An Organization must have a sufficiently recent timestamp –OR– must prove inclusion in a sufficiently recent version of our Merkle tree.

The former threshold (a.k.a. the max_organization_age) must be kept larger than the maximum amount of time it might take for an Organization update to show up in our Merkle Tree, while the latter threshold (a.k.a. the max_merkle_root_age) must be kept larger than the cadence at which our Merkle tree is updated.

Bringing it All Together

The importance of defending our stateless systems against downgrade attacks has been on Turnkey’s radar since day one; however, so has the necessity of ensuring that those defense systems are able to scale with our product. While our infrastructure was able to absorb the cost of the poorly-scaling “Age-Based Repudiation” in the early days of Turnkey, the need to overhaul this system became more and more pressing with each onboarded customer. Thankfully, necessity truly is the mother of innovation, and we were ultimately able to implement a robust and highly scalable solution built around a fascinating and powerful cryptographic primitive: The Merkle tree.

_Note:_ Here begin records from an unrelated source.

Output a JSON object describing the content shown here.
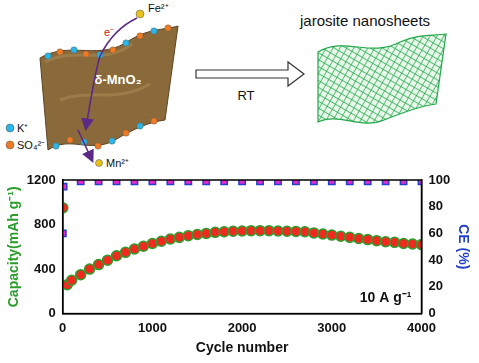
{
  "chart_data": {
    "type": "scatter",
    "x_label": "Cycle number",
    "y_label": "Capacity(mAh g⁻¹)",
    "y2_label": "CE (%)",
    "annotation": "10 A g⁻¹",
    "xlim": [
      0,
      4000
    ],
    "xticks": [
      0,
      1000,
      2000,
      3000,
      4000
    ],
    "ylim": [
      0,
      1200
    ],
    "yticks": [
      0,
      400,
      800,
      1200
    ],
    "y2lim": [
      0,
      100
    ],
    "y2ticks": [
      0,
      20,
      40,
      60,
      80,
      100
    ],
    "grid": false,
    "series": [
      {
        "color": "#ee2b1e",
        "marker": "circle",
        "x": [
          1,
          50,
          100,
          200,
          300,
          400,
          500,
          600,
          700,
          800,
          900,
          1000,
          1100,
          1200,
          1300,
          1400,
          1500,
          1600,
          1700,
          1800,
          1900,
          2000,
          2100,
          2200,
          2300,
          2400,
          2500,
          2600,
          2700,
          2800,
          2900,
          3000,
          3100,
          3200,
          3300,
          3400,
          3500,
          3600,
          3700,
          3800,
          3900,
          4000
        ],
        "values": [
          950,
          260,
          300,
          350,
          400,
          440,
          480,
          520,
          550,
          580,
          605,
          630,
          650,
          670,
          685,
          700,
          710,
          720,
          730,
          735,
          740,
          742,
          745,
          745,
          745,
          742,
          740,
          738,
          735,
          725,
          715,
          705,
          695,
          685,
          675,
          665,
          655,
          645,
          640,
          630,
          625,
          620
        ]
      },
      {
        "color": "#e62ad0",
        "marker": "square",
        "axis": "y2",
        "x": [
          1,
          10,
          200,
          400,
          600,
          800,
          1000,
          1200,
          1400,
          1600,
          1800,
          2000,
          2200,
          2400,
          2600,
          2800,
          3000,
          3200,
          3400,
          3600,
          3800,
          4000
        ],
        "values": [
          60,
          95,
          99,
          99,
          99,
          99,
          99,
          99,
          99,
          99,
          99,
          99,
          99,
          99,
          99,
          99,
          99,
          99,
          99,
          99,
          99,
          99
        ]
      }
    ]
  },
  "diagram": {
    "title": "jarosite nanosheets",
    "condition": "RT",
    "reactant": "Fe²⁺",
    "electron": "e⁻",
    "host": "δ-MnO₂",
    "species": [
      {
        "label": "K⁺",
        "color": "#2bb5e8"
      },
      {
        "label": "SO₄²⁻",
        "color": "#f07a22"
      },
      {
        "label": "Mn²⁺",
        "color": "#e8c21a"
      }
    ]
  }
}
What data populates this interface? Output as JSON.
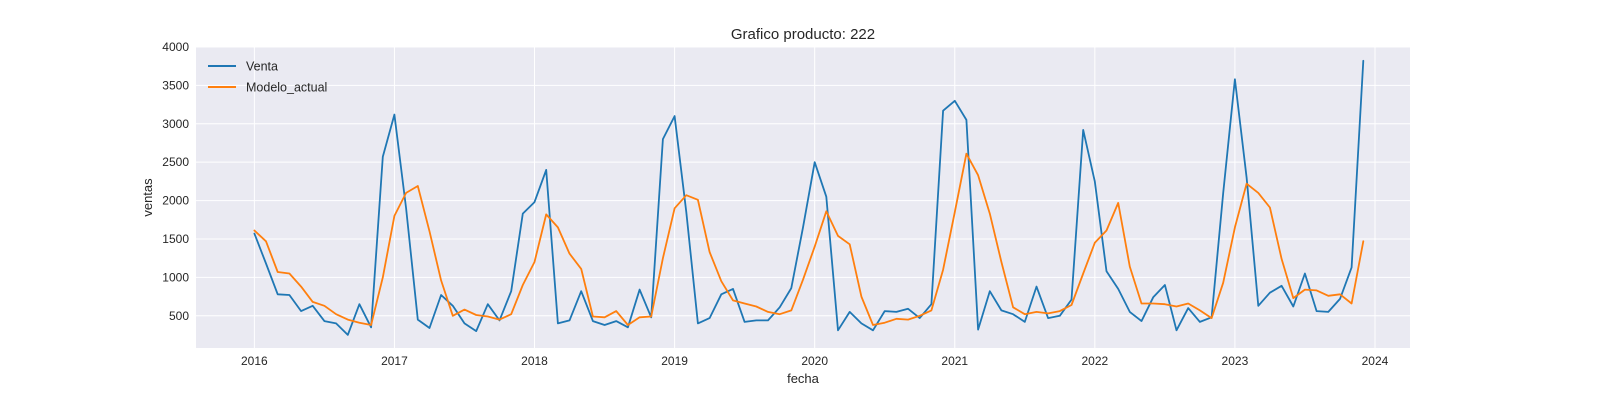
{
  "chart_data": {
    "type": "line",
    "title": "Grafico producto: 222",
    "xlabel": "fecha",
    "ylabel": "ventas",
    "x_start": "2016-01",
    "x_frequency": "monthly",
    "xlim": [
      "2015-08",
      "2024-04"
    ],
    "ylim": [
      80,
      4000
    ],
    "xticks": [
      "2016",
      "2017",
      "2018",
      "2019",
      "2020",
      "2021",
      "2022",
      "2023",
      "2024"
    ],
    "yticks": [
      500,
      1000,
      1500,
      2000,
      2500,
      3000,
      3500,
      4000
    ],
    "grid": true,
    "legend_position": "top-left",
    "background_color": "#eaeaf2",
    "series": [
      {
        "name": "Venta",
        "color": "#1f77b4",
        "values": [
          1570,
          1180,
          780,
          770,
          560,
          630,
          430,
          400,
          250,
          650,
          350,
          2570,
          3120,
          1900,
          450,
          340,
          770,
          630,
          400,
          300,
          650,
          440,
          820,
          1830,
          1980,
          2400,
          400,
          440,
          820,
          430,
          380,
          430,
          350,
          840,
          480,
          2800,
          3100,
          1850,
          400,
          470,
          780,
          850,
          420,
          440,
          440,
          610,
          860,
          1650,
          2500,
          2050,
          310,
          550,
          400,
          310,
          560,
          550,
          590,
          470,
          650,
          3170,
          3300,
          3050,
          320,
          820,
          570,
          520,
          420,
          880,
          470,
          500,
          710,
          2920,
          2250,
          1080,
          850,
          550,
          430,
          740,
          900,
          310,
          600,
          420,
          480,
          2100,
          3580,
          2300,
          630,
          800,
          890,
          620,
          1050,
          560,
          550,
          720,
          1130,
          3820
        ]
      },
      {
        "name": "Modelo_actual",
        "color": "#ff7f0e",
        "values": [
          1610,
          1470,
          1070,
          1050,
          880,
          680,
          630,
          520,
          450,
          410,
          380,
          1000,
          1800,
          2100,
          2190,
          1600,
          960,
          500,
          580,
          510,
          490,
          450,
          520,
          900,
          1200,
          1820,
          1650,
          1310,
          1110,
          490,
          480,
          560,
          380,
          480,
          490,
          1250,
          1900,
          2070,
          2010,
          1330,
          950,
          700,
          660,
          620,
          550,
          520,
          570,
          970,
          1400,
          1860,
          1540,
          1430,
          750,
          380,
          410,
          460,
          450,
          500,
          570,
          1100,
          1850,
          2610,
          2330,
          1830,
          1200,
          610,
          520,
          550,
          530,
          560,
          640,
          1050,
          1450,
          1610,
          1970,
          1140,
          660,
          660,
          650,
          620,
          660,
          570,
          470,
          930,
          1650,
          2220,
          2100,
          1910,
          1240,
          730,
          840,
          830,
          760,
          780,
          660,
          1470
        ]
      }
    ]
  }
}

I hope you’ve enjoyed this deep-dive into downgrade attack prevention half as much as I’ve enjoyed building these solutions, and that perhaps I’ve even sparked some ideas about how you can adapt similar Merkle tree designs in your own stateless systems. If that’s the case, please don’t hesitate to reach out and share your thoughts and ideas!

Appendix: Merkle Tree Data Representation

We made the decision to build our Merkle tree implementation in-house rather than using a 3rd party library, and this afforded us the opportunity to make several interesting design optimizations. Grokking these implementation details is not required to grok the overall design, which is why I’ve moved them to an appendix; however, they are both interesting and instructive!

Deferred Node Creation

The first optimization is a relatively obvious one, but worth mentioning nonetheless, as it is a prerequisite for the following optimizations: We designed our tree such that parent nodes with zero children are not written to the database, but rather exist “implicitly”.

Fixed Depth & Structure

The second optimization we chose is to have a Merkle Tree with a fixed depth and structure. Specifically: Our production Merkle tree is binary, and has a fixed depth of 35, which means it can support just over 17 billion Organizations.²

Note that using this type of Merkle tree would have been prohibitively difficult without the aforementioned Deferred Node Creation, as it would have required pre-populating our datastore with over 34 billion null nodes. However, with deferred node creation in place, we only needed to populate our datastore with a single node: The empty Root!

Implicit Relational Structure

If you’ve gotten this far, you’re in for a treat, because this one is a real gem!

If you’re considering what the DB schema might look like for a Merkle tree node in, say, a SQL datastore, you might be tempted to model the relationships explicitly (e.g. with each node having parent, left, and right FK’s). However, given the aforementioned fixed depth and structure of our tree, we can instead encode these relationships directly into our indexing scheme!

Merkle Tree Indexing Scheme

As you can see in the graphic above, we’ve chosen to assign integer ID’s to our nodes, and we’ve adopted a left-to-right, top-to-bottom scheme. Given this choice of indexing scheme, and also taking advantage of the fact that this is a binary tree, we can find the parent_id for a given child_id via an elegant bit-shifting operation:

parent_id = child_id >> 1

In English: The ID of the parent is the ID of the child bit shifted to the right. Try it out if you don’t believe me!

But this isn’t just elegance for the sake of elegance. It actually provides some very real advantages:

Reduced memory footprint due to elimination of FK fields.
Lightning-fast proof generations which leverage bit-shift operations rather than joining across FK’s.
DB implementation agnosticism thanks to the fact that we’re not explicitly modeling relationships.